A tiny fraction of the world’s nuclear stockpiles has been used to kill people. Or chemical or biological weapons, for that matter.
So I’m not sure that’s a particularly meaningful metric.
How about weighing up the possibilities and probabilities of good versus harm? Seems to me, any kind of weapon generally rates pretty low according to that criteria. And the old ‘defense against tyranny’ line is a joke.
So a tiny fraction of cars kill people, but that’s not such a big deal compared to all the utility they provide. The reason we should be worried about cars is the climate-endangering emissions, and by rights their days should be numbered as we know them. And you can’t even begin to argue that guns are a tenth as useful.
Gratuitous, ad hominem, unprovable, and trivially negatable by point[ing] out that many who don’t use feel this way, and many who do use don’t, and that “many” is a weasel-word in any case.
Well, you’re kind of painting your highly personal opinions and experiences as objective fact, like most of us do.

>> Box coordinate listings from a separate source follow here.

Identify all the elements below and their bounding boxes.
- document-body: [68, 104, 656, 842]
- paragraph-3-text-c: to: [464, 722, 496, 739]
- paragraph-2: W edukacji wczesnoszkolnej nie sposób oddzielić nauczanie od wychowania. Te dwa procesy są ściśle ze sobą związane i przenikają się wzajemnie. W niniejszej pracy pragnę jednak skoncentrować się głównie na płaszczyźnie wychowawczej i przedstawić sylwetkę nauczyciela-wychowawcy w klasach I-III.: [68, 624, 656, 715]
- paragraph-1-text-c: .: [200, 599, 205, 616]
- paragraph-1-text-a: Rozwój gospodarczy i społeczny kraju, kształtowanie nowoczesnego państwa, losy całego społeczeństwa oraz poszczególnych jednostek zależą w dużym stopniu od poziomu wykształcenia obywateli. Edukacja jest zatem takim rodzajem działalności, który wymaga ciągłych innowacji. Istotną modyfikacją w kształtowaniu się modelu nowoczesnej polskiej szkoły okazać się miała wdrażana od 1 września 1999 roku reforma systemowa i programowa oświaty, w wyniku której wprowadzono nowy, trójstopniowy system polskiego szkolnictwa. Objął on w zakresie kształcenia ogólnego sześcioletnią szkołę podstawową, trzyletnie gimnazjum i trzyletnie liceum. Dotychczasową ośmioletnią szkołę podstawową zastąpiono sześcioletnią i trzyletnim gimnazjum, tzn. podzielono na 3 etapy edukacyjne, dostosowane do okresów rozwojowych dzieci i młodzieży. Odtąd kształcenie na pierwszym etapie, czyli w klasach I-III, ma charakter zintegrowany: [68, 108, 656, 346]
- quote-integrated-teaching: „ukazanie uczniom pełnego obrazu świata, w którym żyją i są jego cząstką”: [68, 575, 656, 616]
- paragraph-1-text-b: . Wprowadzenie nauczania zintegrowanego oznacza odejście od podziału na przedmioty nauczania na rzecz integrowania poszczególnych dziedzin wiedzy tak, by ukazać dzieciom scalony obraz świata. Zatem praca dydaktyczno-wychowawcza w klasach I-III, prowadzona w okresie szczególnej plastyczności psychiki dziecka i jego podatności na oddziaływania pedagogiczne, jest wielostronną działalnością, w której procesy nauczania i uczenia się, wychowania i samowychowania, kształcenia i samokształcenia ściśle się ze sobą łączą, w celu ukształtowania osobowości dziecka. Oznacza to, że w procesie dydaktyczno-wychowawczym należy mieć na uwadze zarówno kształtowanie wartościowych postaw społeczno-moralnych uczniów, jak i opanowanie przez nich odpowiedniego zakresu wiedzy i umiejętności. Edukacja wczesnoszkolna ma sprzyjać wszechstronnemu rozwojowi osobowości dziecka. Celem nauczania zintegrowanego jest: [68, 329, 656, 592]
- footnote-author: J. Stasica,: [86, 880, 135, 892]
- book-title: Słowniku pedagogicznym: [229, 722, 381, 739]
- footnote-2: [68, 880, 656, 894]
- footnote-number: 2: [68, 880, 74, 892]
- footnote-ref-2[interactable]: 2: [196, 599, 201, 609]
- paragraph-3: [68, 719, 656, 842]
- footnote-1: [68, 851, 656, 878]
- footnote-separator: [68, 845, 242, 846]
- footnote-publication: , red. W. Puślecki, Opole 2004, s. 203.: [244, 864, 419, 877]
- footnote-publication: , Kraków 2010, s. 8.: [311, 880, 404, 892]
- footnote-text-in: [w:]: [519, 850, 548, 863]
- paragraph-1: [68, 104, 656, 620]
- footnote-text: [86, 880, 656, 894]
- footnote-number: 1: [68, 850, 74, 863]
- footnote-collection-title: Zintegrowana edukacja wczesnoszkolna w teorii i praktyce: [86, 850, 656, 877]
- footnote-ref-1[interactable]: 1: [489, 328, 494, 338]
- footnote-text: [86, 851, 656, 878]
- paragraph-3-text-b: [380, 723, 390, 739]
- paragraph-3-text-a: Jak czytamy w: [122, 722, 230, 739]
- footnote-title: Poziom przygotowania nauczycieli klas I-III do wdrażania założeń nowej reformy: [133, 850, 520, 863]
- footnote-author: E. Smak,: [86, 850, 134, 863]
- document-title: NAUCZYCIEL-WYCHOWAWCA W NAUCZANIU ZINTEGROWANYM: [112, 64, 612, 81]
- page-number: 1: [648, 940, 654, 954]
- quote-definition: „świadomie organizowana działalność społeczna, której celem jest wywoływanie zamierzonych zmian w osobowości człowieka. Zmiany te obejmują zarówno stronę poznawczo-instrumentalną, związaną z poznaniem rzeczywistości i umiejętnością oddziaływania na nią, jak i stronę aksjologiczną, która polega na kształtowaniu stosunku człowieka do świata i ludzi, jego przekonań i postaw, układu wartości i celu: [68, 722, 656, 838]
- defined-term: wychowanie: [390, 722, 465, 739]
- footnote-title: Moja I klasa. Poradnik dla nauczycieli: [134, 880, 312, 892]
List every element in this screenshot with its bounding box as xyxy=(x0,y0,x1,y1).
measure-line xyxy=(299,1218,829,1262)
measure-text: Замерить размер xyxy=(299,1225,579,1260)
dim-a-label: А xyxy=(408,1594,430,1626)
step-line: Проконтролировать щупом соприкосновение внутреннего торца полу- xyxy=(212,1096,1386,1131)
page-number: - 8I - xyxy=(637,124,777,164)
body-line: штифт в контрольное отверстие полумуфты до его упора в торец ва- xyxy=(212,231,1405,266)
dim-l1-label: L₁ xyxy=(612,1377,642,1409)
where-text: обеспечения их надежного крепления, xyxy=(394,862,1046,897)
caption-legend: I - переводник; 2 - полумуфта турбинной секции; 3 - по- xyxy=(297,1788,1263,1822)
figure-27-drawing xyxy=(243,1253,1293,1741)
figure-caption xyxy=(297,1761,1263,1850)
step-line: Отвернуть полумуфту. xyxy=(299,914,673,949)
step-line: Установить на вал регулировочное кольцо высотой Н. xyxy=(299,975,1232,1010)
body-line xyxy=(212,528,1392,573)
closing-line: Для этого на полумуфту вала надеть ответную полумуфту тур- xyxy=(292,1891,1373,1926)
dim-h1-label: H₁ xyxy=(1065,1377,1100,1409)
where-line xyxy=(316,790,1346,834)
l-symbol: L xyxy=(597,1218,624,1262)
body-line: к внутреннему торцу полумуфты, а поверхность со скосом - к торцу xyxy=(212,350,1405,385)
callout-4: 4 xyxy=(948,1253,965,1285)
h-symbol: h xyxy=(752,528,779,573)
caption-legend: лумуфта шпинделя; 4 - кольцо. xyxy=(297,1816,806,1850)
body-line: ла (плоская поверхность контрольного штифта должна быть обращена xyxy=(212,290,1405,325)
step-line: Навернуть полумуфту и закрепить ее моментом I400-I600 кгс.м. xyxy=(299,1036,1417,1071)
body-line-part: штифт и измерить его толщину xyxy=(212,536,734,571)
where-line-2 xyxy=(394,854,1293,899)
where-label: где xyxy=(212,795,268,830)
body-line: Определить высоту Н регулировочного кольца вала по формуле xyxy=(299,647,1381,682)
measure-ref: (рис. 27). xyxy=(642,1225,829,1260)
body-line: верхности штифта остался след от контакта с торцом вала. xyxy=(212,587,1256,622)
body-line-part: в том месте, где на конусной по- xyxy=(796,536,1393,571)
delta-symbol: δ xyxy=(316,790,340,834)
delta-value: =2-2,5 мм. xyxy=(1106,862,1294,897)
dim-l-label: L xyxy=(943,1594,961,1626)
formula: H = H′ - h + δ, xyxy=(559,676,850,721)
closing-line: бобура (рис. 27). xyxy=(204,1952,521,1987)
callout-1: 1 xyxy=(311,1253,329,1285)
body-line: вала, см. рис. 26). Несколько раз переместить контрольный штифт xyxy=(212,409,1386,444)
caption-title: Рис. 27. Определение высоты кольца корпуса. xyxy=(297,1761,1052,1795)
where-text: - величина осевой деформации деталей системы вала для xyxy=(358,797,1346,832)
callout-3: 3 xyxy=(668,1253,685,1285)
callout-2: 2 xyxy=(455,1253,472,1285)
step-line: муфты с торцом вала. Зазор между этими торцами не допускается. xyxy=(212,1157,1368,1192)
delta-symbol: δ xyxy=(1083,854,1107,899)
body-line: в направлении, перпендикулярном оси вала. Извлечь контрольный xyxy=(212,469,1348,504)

I’ve mentioned before that someone once spray-painted swastikas and “kill all nigger lovers” on the sidewalk behind my house. Nothing came of that threat in the end, but I still wouldn’t trade my ability to purchase weapons designed to quickly and efficiently kill multiple humans from a distance for all the preventable gun deaths ever; you can’t expect me to sacrifice the ability to defend my family just because someone I never met is unable to use or store a killing tool safely. That’d be inhuman. If you honestly re-evaluate your argument of good .vs. harm from my viewpoint, or re-evaluate your claim that the ‘defense against tyranny line is a joke’ from the viewpoint of the Deacons for Defense and Justice, you will get an opposite result.
Similarly, my personal views on carcinogen-spewing transportation reflect that three people I loved dearly have died of lung cancer. I would rather have those three people back than all the (highly arguable) “usefulness” of all the carcinogen-spewing automobiles ever built. Really, f**k gas cars, I would vote quite cheerfully for a total ban, and I believe they have always done far more harm than good. Always. If it wasn’t for the unholy triumvirate of GM, DuPont and Standard Oil (orchestrated by that traitorous scumbag Kettering) we’d already have a sustainable liquid fuel infrastructure based on agriculture, you know? And millions of children would not have been permanently harmed by exposure to tetraeythl lead, and slaughtering Arabs with my tax dollars would never have been a viable means for Bush and Shrub to keep the price of Texas oil high. Gas engines are an unnecessary abomination far more harmful than guns, from where I’m sitting.
I’m not saying you should change your opinion, I’m saying you should acknowledge that it’s subjective. Mine’s quite different.
Let’s say whoever it was saying the US is a special case on this question has a pretty good point…
My tone of factual objectivity was no accident; the views I was espousing with it aren’t exactly mine, but my my society’s.
Rural folks are the only civilians around here who need ‘killing tools’ and that’s just for animals.
In my country, the notion that any normal, everyday person would have a reason to point a gun at another human, that’s not something that really occurs to people. That stuff just happens in the movies.